Comparative analysis of the various available laboratory methods is very needed. Only the comparison with the currently recommended “gold standard” methods (virus culture or NAAT), allows choosing the most specific and sensitive methods. This in turn, may help to extend diagnostics in most sites of the world and expand our knowledge about the prevalence of COVID-19 pandemic.

8.2.3. Other Methods

Song et al. [275] identified high-binding-affinity aptamers targeting SARS-CoV-2 RBD, using an ACE2 competition-based aptamer selection strategy and a machine learning screening algorithm.

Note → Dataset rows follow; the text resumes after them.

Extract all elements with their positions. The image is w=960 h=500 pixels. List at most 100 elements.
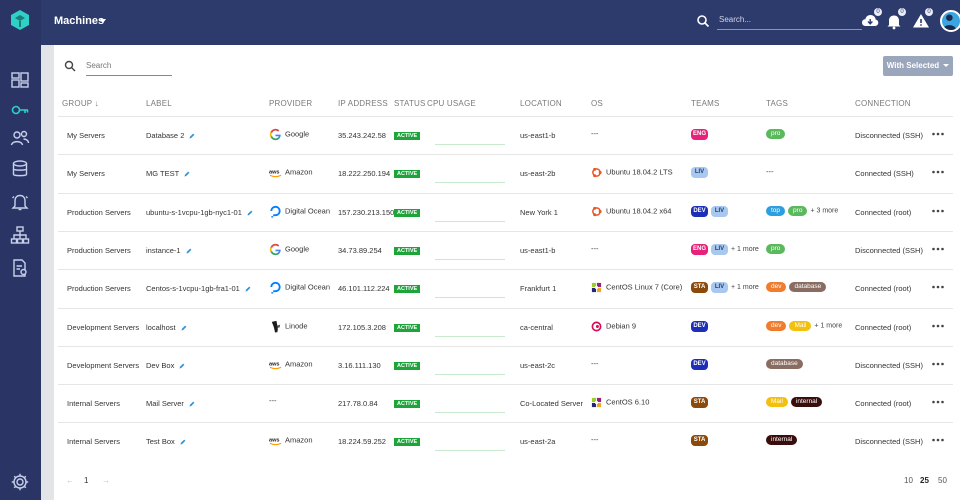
column-header-label[interactable]: LABEL (146, 99, 172, 108)
team-badge[interactable]: LIV (711, 243, 728, 255)
machine-label[interactable]: Mail Server (146, 399, 184, 408)
global-search-input[interactable] (717, 10, 862, 30)
alerts-icon[interactable] (10, 192, 30, 212)
team-badge[interactable]: LIV (711, 205, 728, 217)
column-header-teams[interactable]: TEAMS (691, 99, 720, 108)
ip-cell: 18.222.250.194 (338, 169, 391, 179)
team-badge[interactable]: ENG (691, 243, 708, 255)
tag-badge[interactable]: dev (766, 282, 787, 293)
more-options-icon[interactable] (931, 283, 945, 291)
table-row[interactable]: Internal Servers Test Box aws Amazon 18.224.… (58, 422, 953, 460)
tag-badge[interactable]: internal (766, 435, 798, 446)
team-badge[interactable]: DEV (691, 358, 708, 370)
table-row[interactable]: Production Servers ubuntu-s-1vcpu-1gb-nyc… (58, 192, 953, 231)
users-icon[interactable] (10, 128, 30, 148)
table-search-input[interactable] (86, 56, 172, 76)
search-icon[interactable] (696, 14, 710, 28)
table-row[interactable]: Production Servers instance-1 Google 34.73.… (58, 230, 953, 269)
machine-label[interactable]: MG TEST (146, 169, 179, 178)
tag-badge[interactable]: top (766, 205, 786, 216)
dashboard-icon[interactable] (10, 70, 30, 90)
edit-icon[interactable] (189, 133, 195, 139)
tag-badge[interactable]: pro (766, 129, 786, 140)
column-header-status[interactable]: STATUS (394, 99, 426, 108)
next-page-button[interactable]: → (102, 476, 110, 485)
column-header-tags[interactable]: TAGS (766, 99, 788, 108)
page-title[interactable]: Machines (54, 15, 104, 27)
ubuntu-icon (592, 168, 602, 178)
machine-label[interactable]: Test Box (146, 437, 175, 446)
page-size-10[interactable]: 10 (904, 476, 913, 485)
team-badge[interactable]: DEV (691, 320, 708, 332)
org-chart-icon[interactable] (10, 225, 30, 245)
column-header-location[interactable]: LOCATION (520, 99, 562, 108)
edit-icon[interactable] (180, 439, 186, 445)
table-row[interactable]: My Servers Database 2 Google 35.243.242.58 A… (58, 116, 953, 154)
edit-icon[interactable] (179, 363, 185, 369)
more-options-icon[interactable] (931, 245, 945, 253)
column-header-os[interactable]: OS (591, 99, 603, 108)
machine-label[interactable]: instance-1 (146, 246, 181, 255)
column-header-connection[interactable]: CONNECTION (855, 99, 911, 108)
table-row[interactable]: Internal Servers Mail Server --- 217.78.0.8… (58, 384, 953, 422)
avatar[interactable] (940, 10, 960, 32)
tags-more-link[interactable]: + 3 more (810, 207, 838, 214)
machine-label[interactable]: localhost (146, 323, 176, 332)
key-icon[interactable] (10, 100, 30, 120)
tag-badge[interactable]: internal (790, 397, 823, 408)
team-badge[interactable]: LIV (691, 167, 708, 179)
database-icon[interactable] (10, 159, 30, 179)
edit-icon[interactable] (245, 286, 251, 292)
more-options-icon[interactable] (931, 130, 945, 138)
more-options-icon[interactable] (931, 322, 945, 330)
app-logo-icon[interactable] (9, 9, 31, 31)
current-page[interactable]: 1 (84, 476, 88, 485)
team-badge[interactable]: ENG (691, 129, 708, 140)
table-row[interactable]: Development Servers Dev Box aws Amazon 3.16.… (58, 345, 953, 384)
tag-badge[interactable]: Mail (766, 397, 788, 408)
tag-badge[interactable]: database (789, 282, 827, 293)
edit-icon[interactable] (184, 171, 190, 177)
page-size-25[interactable]: 25 (920, 476, 929, 485)
chevron-down-icon[interactable] (100, 19, 106, 23)
team-badge[interactable]: LIV (711, 282, 728, 294)
settings-icon[interactable] (10, 472, 30, 492)
column-header-ip[interactable]: IP ADDRESS (338, 99, 388, 108)
table-row[interactable]: Production Servers Centos-s-1vcpu-1gb-fra… (58, 269, 953, 307)
edit-icon[interactable] (189, 401, 195, 407)
more-options-icon[interactable] (931, 360, 945, 368)
machine-label[interactable]: Centos-s-1vcpu-1gb-fra1-01 (146, 284, 240, 293)
tag-badge[interactable]: database (766, 358, 803, 369)
connection-cell: Connected (SSH) (855, 169, 914, 179)
column-header-provider[interactable]: PROVIDER (269, 99, 312, 108)
reports-icon[interactable] (10, 258, 30, 278)
page-size-50[interactable]: 50 (938, 476, 947, 485)
tag-badge[interactable]: pro (766, 243, 786, 254)
team-badge[interactable]: STA (691, 397, 708, 409)
machine-label[interactable]: Dev Box (146, 361, 174, 370)
team-badge[interactable]: STA (691, 282, 708, 294)
tag-badge[interactable]: pro (788, 205, 808, 216)
table-row[interactable]: My Servers MG TEST aws Amazon 18.222.250.194… (58, 154, 953, 192)
tags-more-link[interactable]: + 1 more (814, 322, 842, 329)
teams-more-link[interactable]: + 1 more (731, 246, 759, 253)
more-options-icon[interactable] (931, 436, 945, 444)
tag-badge[interactable]: Mail (789, 320, 812, 331)
column-header-cpu[interactable]: CPU USAGE (427, 99, 476, 108)
machine-label[interactable]: ubuntu-s-1vcpu-1gb-nyc1-01 (146, 208, 242, 217)
teams-more-link[interactable]: + 1 more (731, 284, 759, 291)
more-options-icon[interactable] (931, 207, 945, 215)
team-badge[interactable]: DEV (691, 205, 708, 217)
edit-icon[interactable] (186, 248, 192, 254)
table-row[interactable]: Development Servers localhost Linode 172.10… (58, 307, 953, 346)
column-header-group[interactable]: GROUP ↓ (62, 99, 99, 108)
more-options-icon[interactable] (931, 168, 945, 176)
team-badge[interactable]: STA (691, 435, 708, 447)
edit-icon[interactable] (247, 210, 253, 216)
machine-label[interactable]: Database 2 (146, 131, 184, 140)
edit-icon[interactable] (181, 325, 187, 331)
more-options-icon[interactable] (931, 398, 945, 406)
prev-page-button[interactable]: ← (66, 476, 74, 485)
tag-badge[interactable]: dev (766, 320, 787, 331)
with-selected-button[interactable]: With Selected (883, 56, 953, 76)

These aptamers present an opportunity for generating new probes for the recognition of SARS-CoV-2 and could assist in the diagnosis and treatment of SARS-CoV-2. Based on laboratory testing, COVID-19 should be suspected in the case of normal or elevated monocyte levels, normal or reduced leukocyte levels, and simultaneous lymphocyte deficiency [43]. There is also an increased concentration of inflammatory indicators: CRP, procalcitonin, D-Dimers, and amyloid A serum [276]. SARS-CoV-2 may also damage thrombocytes, inhibit their production and release from myeloid megakaryocytes, leading to thrombocytopenia. Such a condition is associated with higher mortality. The risk of death is inversely proportional to the level of thrombocytes [277,278,279,280].

Transmission of the SARS-CoV-2 virus from animals to humans cannot be excluded.

Abiotic surfaces are also a source of nosocomial infections and direct contact with contaminated surfaces in public can contribute to the spread of SARS-CoV-2.

Transmission of SARS-CoV-2 through the placenta has not yet been confirmed. The performed meta-analysis showed no relationship between the type of delivery and the frequency of infections in newborns of mothers infected with SARS-CoV-2. The environment and saliva might play an important role in virus transmission.

The presence of viral RNA is not an equivalent of active viral infection.

Tests based on viral, sub-genomic mRNA or serological methods should be used to confirm the convalescence.

It is important to find the relationship between genomic copies per ml of various specimens and plaque-forming units to predict the number of SARS-CoV-2 RNA copies able to start infection. It could help in describing all potential transmission routes.

The high concentration of SARS-CoV-2 particles in human specimens and probably low infectious dose might be related to the high spreading ability of COVID-19.

The wide comparative analysis of various commonly available laboratory methods with gold standards in the SARS-CoV-2 diagnostic method (virus culture or NAAT) is needed to extend the knowledge about the COVID-19 pandemic.

Quarantine seems to be the best way to overcome the pandemic of COVID-19.